Research
Jun 6, 20266 min readJeTech Lab

Offline RL Learning Quality Changelog: Causal Synthetic Action Loop

Root-cause notes for low candidate yield and the updated missing-combo learning-quality loop.

Agent Model
Offline RL
Learning Quality
Price Causal Mixer

Summary

As of the 2026-06-06 check, the missing-combo offline RL loop was not blocked by runtime failures or upload failures. The bottleneck was learning quality. The latest 40 attempts produced 0 candidate uploads, and the best real gate Sharpe was 0.441 against the 0.700 gate.

The automation now records learning-quality findings after each attempt instead of only checking whether the process is alive. The report separates no-candidate windows, synthetic-real transfer gaps, flat policy collapse, and high-turnover low-Sharpe behavior so the next engineering action is explicit.

Evidence

ItemValue
Analysis windowLatest 40 completed attempts
Candidate uploads0
Candidate S3 model/meta pairs0
Gate failed40
Flat policy collapse12
Synthetic-real Sharpe gaps21
Best recent attemptDOGEUSDT rebrac/tcn/v2
Best rolling 30d Sharpe0.441
Gate threshold0.700

Changes

1. Added the training_progress.py quality-report command. 2. Updated train_missing_agent_combos.sh to refresh learning_quality_changelog.md and learning_quality_summary.json after each recorded attempt. 3. Changed the default missing-combo synthetic action labelers to trend_following,mean_reversion,random. 4. Kept oracle_random_mix out of the default grid; it now requires explicit opt-in for dedicated experiments. 5. Stopped passing --offline-oracle-random-ratio unless oracle_random_mix is actually selected.

Operating Rule

The automation must not stop at "the process is alive" or "there is no error." If no candidates are produced or real gate Sharpe stays weak, it must read the current learning_quality_changelog.md, classify the learning failure, and apply a narrow code or config improvement.

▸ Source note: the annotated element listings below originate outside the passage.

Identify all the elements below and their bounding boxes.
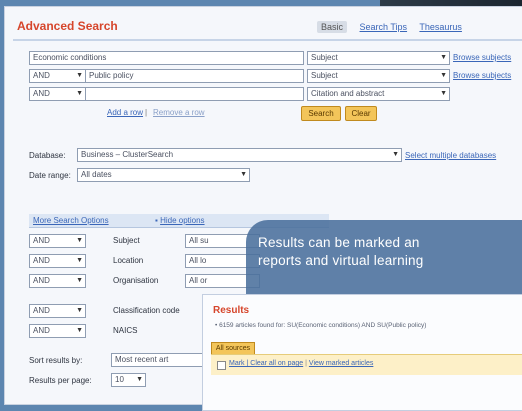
field-select-1[interactable]: Subject ▼ [307, 51, 450, 65]
thesaurus-link[interactable]: Thesaurus [419, 22, 462, 32]
chevron-down-icon: ▼ [440, 90, 447, 97]
results-summary: • 6159 articles found for: SU(Economic c… [215, 322, 427, 329]
option-operator-4[interactable]: AND ▼ [29, 304, 86, 318]
tab-basic[interactable]: Basic [317, 21, 348, 33]
results-toolbar-text: Mark | Clear all on page | View marked a… [229, 360, 373, 367]
option-operator-5-value: AND [33, 326, 50, 335]
per-page-label: Results per page: [29, 376, 92, 385]
date-range-label: Date range: [29, 171, 71, 180]
caption-line-1: Results can be marked an [258, 235, 420, 250]
option-label-organisation: Organisation [113, 276, 159, 285]
chevron-down-icon: ▼ [76, 90, 83, 97]
more-search-options-link[interactable]: More Search Options [33, 216, 109, 225]
database-value: Business – ClusterSearch [81, 150, 174, 159]
results-title: Results [213, 305, 250, 316]
operator-select-3[interactable]: AND ▼ [29, 87, 86, 101]
field-select-2[interactable]: Subject ▼ [307, 69, 450, 83]
option-operator-2[interactable]: AND ▼ [29, 254, 86, 268]
top-links: Basic Search Tips Thesaurus [317, 21, 472, 33]
results-toolbar: Mark | Clear all on page | View marked a… [211, 354, 522, 375]
hide-options-link[interactable]: ▪ Hide options [155, 216, 205, 225]
mark-all-checkbox[interactable] [217, 361, 226, 370]
option-operator-1-value: AND [33, 236, 50, 245]
field-select-2-value: Subject [311, 71, 338, 80]
link-separator: | [145, 108, 148, 117]
date-range-select[interactable]: All dates ▼ [77, 168, 250, 182]
minus-icon: ▪ [155, 216, 158, 225]
option-operator-3-value: AND [33, 276, 50, 285]
page-title: Advanced Search [17, 19, 118, 33]
option-label-subject: Subject [113, 236, 140, 245]
option-operator-2-value: AND [33, 256, 50, 265]
title-divider [13, 39, 522, 41]
clear-button[interactable]: Clear [345, 106, 377, 121]
mark-clear-link[interactable]: Mark | Clear all on page [229, 360, 303, 367]
chevron-down-icon: ▼ [440, 54, 447, 61]
search-term-1[interactable]: Economic conditions [29, 51, 304, 65]
search-term-2[interactable]: Public policy [85, 69, 304, 83]
field-select-3[interactable]: Citation and abstract ▼ [307, 87, 450, 101]
per-page-select[interactable]: 10 ▼ [111, 373, 146, 387]
field-select-1-value: Subject [311, 53, 338, 62]
search-term-3[interactable] [85, 87, 304, 101]
operator-select-2[interactable]: AND ▼ [29, 69, 86, 83]
field-select-3-value: Citation and abstract [311, 89, 385, 98]
chevron-down-icon: ▼ [76, 277, 83, 284]
sort-label: Sort results by: [29, 356, 83, 365]
option-label-naics: NAICS [113, 326, 138, 335]
chevron-down-icon: ▼ [76, 72, 83, 79]
hide-options-label: Hide options [160, 216, 205, 225]
date-range-value: All dates [81, 170, 112, 179]
operator-value-2: AND [33, 71, 50, 80]
caption-line-2: reports and virtual learning [258, 253, 424, 268]
browse-subjects-link-2[interactable]: Browse subjects [453, 71, 511, 80]
option-operator-5[interactable]: AND ▼ [29, 324, 86, 338]
chevron-down-icon: ▼ [136, 376, 143, 383]
option-label-location: Location [113, 256, 144, 265]
browse-subjects-link-1[interactable]: Browse subjects [453, 53, 511, 62]
option-operator-4-value: AND [33, 306, 50, 315]
option-label-classification: Classification code [113, 306, 180, 315]
chevron-down-icon: ▼ [240, 171, 247, 178]
option-operator-3[interactable]: AND ▼ [29, 274, 86, 288]
add-row-link[interactable]: Add a row [107, 108, 143, 117]
chevron-down-icon: ▼ [76, 327, 83, 334]
search-tips-link[interactable]: Search Tips [360, 22, 408, 32]
chevron-down-icon: ▼ [76, 237, 83, 244]
view-marked-link[interactable]: View marked articles [309, 360, 373, 367]
select-databases-link[interactable]: Select multiple databases [405, 151, 496, 160]
chevron-down-icon: ▼ [76, 257, 83, 264]
option-operator-1[interactable]: AND ▼ [29, 234, 86, 248]
per-page-value: 10 [115, 375, 124, 384]
chevron-down-icon: ▼ [76, 307, 83, 314]
caption-text: Results can be marked an reports and vir… [258, 234, 423, 270]
results-panel: Results • 6159 articles found for: SU(Ec… [202, 294, 522, 411]
chevron-down-icon: ▼ [440, 72, 447, 79]
chevron-down-icon: ▼ [392, 151, 399, 158]
search-button[interactable]: Search [301, 106, 341, 121]
database-select[interactable]: Business – ClusterSearch ▼ [77, 148, 402, 162]
remove-row-link[interactable]: Remove a row [153, 108, 205, 117]
database-label: Database: [29, 151, 66, 160]
operator-value-3: AND [33, 89, 50, 98]
sort-select[interactable]: Most recent art [111, 353, 216, 367]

When synthetic Sharpe is high but real gate Sharpe is low, a restart is not the fix. Treat the synthetic action labeler, reward objective, turnover/action regularization, and best-checkpoint selection as the next improvement surface.

Current Run State

The Vast jetech_integrated_offline_v2 session was restarted with causal labelers.

ItemValue
Active comboQQQUSDT / cql / price_causal_mixer / v2
Synthetic action labelerstrend_following,mean_reversion,random
Oracle labelerExcluded by default
Progress Slackdisabled
Attempt/failure/error Slackdisabled
Candidate backtest Slackenabled
Quality changelogenabled

Next Checks

  • Check whether the causal labeler switch reduces flat ratio for cql/price_causal_mixer/v2.
  • If the synthetic-real gap remains, prioritize real-gate-aligned objective tuning or conservative penalty tuning over labeler churn.
  • If best recent Sharpe does not move toward 0.700, narrow the grid around near-miss combos and tune there.